If you are a nonresident of the United States and are considering real estate investments in the U.S., the first thought is “Where do I start?” It is a big job to buy real estate in your home country. Investing in a faraway land adds to the complexity.

Here is a quick set of milestones to help you think through the process. This comes from an email I just sent to someone who is thinking about starting the investment process, and I edited it a bit for clarity. I hope it helps.

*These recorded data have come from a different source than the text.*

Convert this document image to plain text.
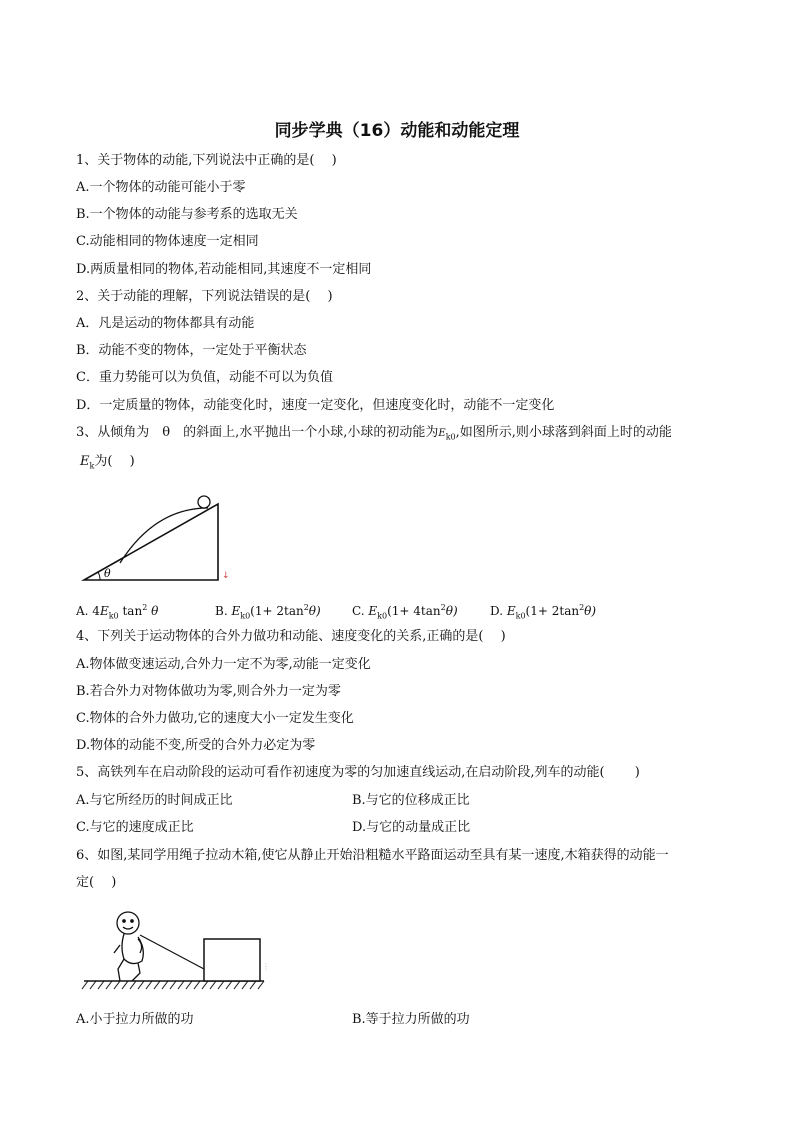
同步学典（16）动能和动能定理
1、关于物体的动能,下列说法中正确的是(　 )
A.一个物体的动能可能小于零
B.一个物体的动能与参考系的选取无关
C.动能相同的物体速度一定相同
D.两质量相同的物体,若动能相同,其速度不一定相同
2、关于动能的理解，下列说法错误的是(　 )
A．凡是运动的物体都具有动能
B．动能不变的物体，一定处于平衡状态
C．重力势能可以为负值，动能不可以为负值
D．一定质量的物体，动能变化时，速度一定变化，但速度变化时，动能不一定变化
3、从倾角为　θ　的斜面上,水平抛出一个小球,小球的初动能为$E_{k0}$,如图所示,则小球落到斜面上时的动能
$E_k$为(　 )
θ	↓
A. $4E_{k0}$ $\tan^2 \theta$	B. $E_{k0}(1+ 2\tan^2\theta)$	C. $E_{k0}(1+ 4\tan^2\theta)$	D. $E_{k0}(1+ 2\tan^2\theta)$
4、下列关于运动物体的合外力做功和动能、速度变化的关系,正确的是(　 )
A.物体做变速运动,合外力一定不为零,动能一定变化
B.若合外力对物体做功为零,则合外力一定为零
C.物体的合外力做功,它的速度大小一定发生变化
D.物体的动能不变,所受的合外力必定为零
5、高铁列车在启动阶段的运动可看作初速度为零的匀加速直线运动,在启动阶段,列车的动能(　　 )
A.与它所经历的时间成正比	B.与它的位移成正比
C.与它的速度成正比	D.与它的动量成正比
6、如图,某同学用绳子拉动木箱,使它从静止开始沿粗糙水平路面运动至具有某一速度,木箱获得的动能一
定(　 )
⋮
A.小于拉力所做的功	B.等于拉力所做的功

Your project, I think, has the following milestones:

  1. Investment objectives. Tentative decision on type/location/size of investments. (You’ve done this already).
  2. Management requirements. Determination of amount of management required. (Can you outsource 100% or will there be a lot of work from you or from people you trust?) Example: a major retail shopping center has scads of maintenance people, janitors, leasing agents, etc. and it is an all-the-time job to keep the place rented and maintained. Yes, you can job out the janitorial work etc. to outside firms, but you need to monitor the jobbed-out work to make sure it’s done right, so that means you have a manager or two on staff on your own payroll.)
  3. Analysis and selection on holding structure. Given the type of property you want to buy, and the practical needs for hands-on management, choose how to own and operate the real estate investments. Factors involved:
    • Type/location/size of investments (from above). This helps you make the cost/benefit analysis necessary for the holding structure. Bigger investments mean more complexity expense will pay off with tax savings. Smaller investments mean “keep it simple.”
    • Management structure you need to carry (from above). (Translation: do you need a dedicated property management company or not?)
    • U.S. and [home country] income tax considerations on rental income
    • U.S. and [home country] tax consequences on sale of the property
    • U.S. and [home country] tax considerations for tax if you have the bad judgment to die πŸ™‚
    • Business considerations, such as lenders — will your structure be something that a bank will lend to?

  4. Create holding structure taking into consideration the factors above and a rigorous eye on cost/benefit considerations
  5. Buy property. This is the fun part, right?
  6. People and operations. Find key people to help you with owning/operating the real estate and holding structure — property management, bookkeeping, legal, tax returns, etc.